Corriere della Sera

Il numero di una strage

- di Sergio Harari

Quei morti ci ricordano gli errori fatti.

Èuna città intera come Chieti, o Mazara del Vallo o Rovigo, che il virus si è portato via in questo anno così terribile da sembrare a tratti irreale. Cinquantam­ila non è solo il numero simbolo di una strage che ci ha colpiti a tradimento e della quale non riusciamo ancora a capacitarc­i, è qualcosa che facciamo fatica ad accettare fino in fondo.
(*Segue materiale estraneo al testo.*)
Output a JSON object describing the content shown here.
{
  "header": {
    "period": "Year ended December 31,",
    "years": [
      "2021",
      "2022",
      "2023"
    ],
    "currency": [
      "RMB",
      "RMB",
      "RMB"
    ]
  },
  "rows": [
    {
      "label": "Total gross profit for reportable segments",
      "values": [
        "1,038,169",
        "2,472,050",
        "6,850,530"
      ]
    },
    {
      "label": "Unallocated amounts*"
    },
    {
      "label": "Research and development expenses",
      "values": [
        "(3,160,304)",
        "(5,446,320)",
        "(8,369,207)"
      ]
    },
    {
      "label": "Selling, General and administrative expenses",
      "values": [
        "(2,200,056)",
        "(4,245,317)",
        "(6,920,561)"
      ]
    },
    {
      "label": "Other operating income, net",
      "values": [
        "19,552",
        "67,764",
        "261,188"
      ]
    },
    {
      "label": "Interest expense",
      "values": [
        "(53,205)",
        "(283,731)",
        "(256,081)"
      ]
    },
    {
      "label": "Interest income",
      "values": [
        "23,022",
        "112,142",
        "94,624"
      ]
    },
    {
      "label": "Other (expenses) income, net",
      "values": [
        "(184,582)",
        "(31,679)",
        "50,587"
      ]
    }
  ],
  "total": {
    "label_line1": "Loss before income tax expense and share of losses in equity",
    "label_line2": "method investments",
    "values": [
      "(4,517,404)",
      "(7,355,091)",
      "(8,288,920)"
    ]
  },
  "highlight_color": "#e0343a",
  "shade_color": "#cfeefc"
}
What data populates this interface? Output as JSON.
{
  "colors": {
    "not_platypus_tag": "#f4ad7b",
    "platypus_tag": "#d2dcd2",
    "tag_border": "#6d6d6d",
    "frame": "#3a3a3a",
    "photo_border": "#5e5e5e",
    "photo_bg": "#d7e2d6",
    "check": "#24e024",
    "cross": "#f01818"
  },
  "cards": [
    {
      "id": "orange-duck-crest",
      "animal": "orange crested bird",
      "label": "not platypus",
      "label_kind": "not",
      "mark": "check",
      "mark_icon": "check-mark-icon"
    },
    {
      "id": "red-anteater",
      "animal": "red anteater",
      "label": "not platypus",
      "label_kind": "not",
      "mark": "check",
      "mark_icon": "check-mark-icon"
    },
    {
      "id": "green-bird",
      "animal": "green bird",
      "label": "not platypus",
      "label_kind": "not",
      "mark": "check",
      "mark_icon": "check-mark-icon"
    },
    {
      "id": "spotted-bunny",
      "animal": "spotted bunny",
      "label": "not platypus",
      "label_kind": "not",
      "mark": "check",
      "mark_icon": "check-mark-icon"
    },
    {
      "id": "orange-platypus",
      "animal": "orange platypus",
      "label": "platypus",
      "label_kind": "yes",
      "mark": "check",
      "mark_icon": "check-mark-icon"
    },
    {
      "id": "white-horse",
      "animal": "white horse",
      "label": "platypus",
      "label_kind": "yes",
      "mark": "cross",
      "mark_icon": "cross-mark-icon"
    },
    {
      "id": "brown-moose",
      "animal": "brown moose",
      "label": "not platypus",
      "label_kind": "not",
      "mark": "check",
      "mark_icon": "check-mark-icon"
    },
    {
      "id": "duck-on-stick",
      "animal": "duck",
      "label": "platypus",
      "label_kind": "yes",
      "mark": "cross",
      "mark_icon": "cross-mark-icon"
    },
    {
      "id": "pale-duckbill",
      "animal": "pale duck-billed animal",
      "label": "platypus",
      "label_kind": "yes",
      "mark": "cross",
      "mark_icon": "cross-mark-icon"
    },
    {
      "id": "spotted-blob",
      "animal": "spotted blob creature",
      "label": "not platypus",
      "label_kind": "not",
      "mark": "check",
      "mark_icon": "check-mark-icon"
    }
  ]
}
Perché i numeri dei milioni di contagiati e di morti nel mondo sono così grandi che sembra difficile credere che tutto questo stia davvero accadendo. Allora la memoria ci riporta a quelle immagini dei carri militari a Bergamo con il loro carico di bare, ai notiziari serali, ai bollettini quotidiani e l’incubo diventa realtà mentre notiamo la mascherina appoggiata in un angolo pronta a essere indossata e pensiamo al Natale senza feste che ci attende. Ora i dati danno i primi segnali positivi dalla partenza della seconda ondata, i morti sono ancora tantissimi ma la pressione epidemiolo­gica comincia a calare, iniziamo a respirare un po’ di speranza mentre le buone notizie sui vaccini ci rincuorano. Ma sappiamo che la prudenza deve essere massima, il rischio per i prossimi mesi è un andamento a elastico: si adottano misure restrittiv­e e dopo qualche settimana i dati migliorano, le si allentano e dopo poco ricomincia il peggiorame­nto. Non possiamo continuare così fino all’estate, quando speriamo il virus smorzerà il suo attacco. Gli ospedali e l’economia sono allo stremo, così come tutto il Paese. Dobbiamo avere una strategia ben precisa perché ormai abbiamo capito che l’unica barriera di difesa è rappresent­ata dalle misure di contenimen­to. Alcuni propongono lockdown a periodi prefissati, altri modulazion­i più settoriali (per categorie, per province, ecc) ma qualsiasi sarà la scelta questa andrà adottata per tempo. Non può esistere mediazione con il virus, appena abbasserem­o la guardia ripartirà. Non possiamo chiudere tutto per sempre ma neanche ripetere gli errori dell’estate, ce lo ricordano 50 mila nostri concittadi­ni che non ci sono più. A un cenone o a una sciata per una volta si può ben rinunciare.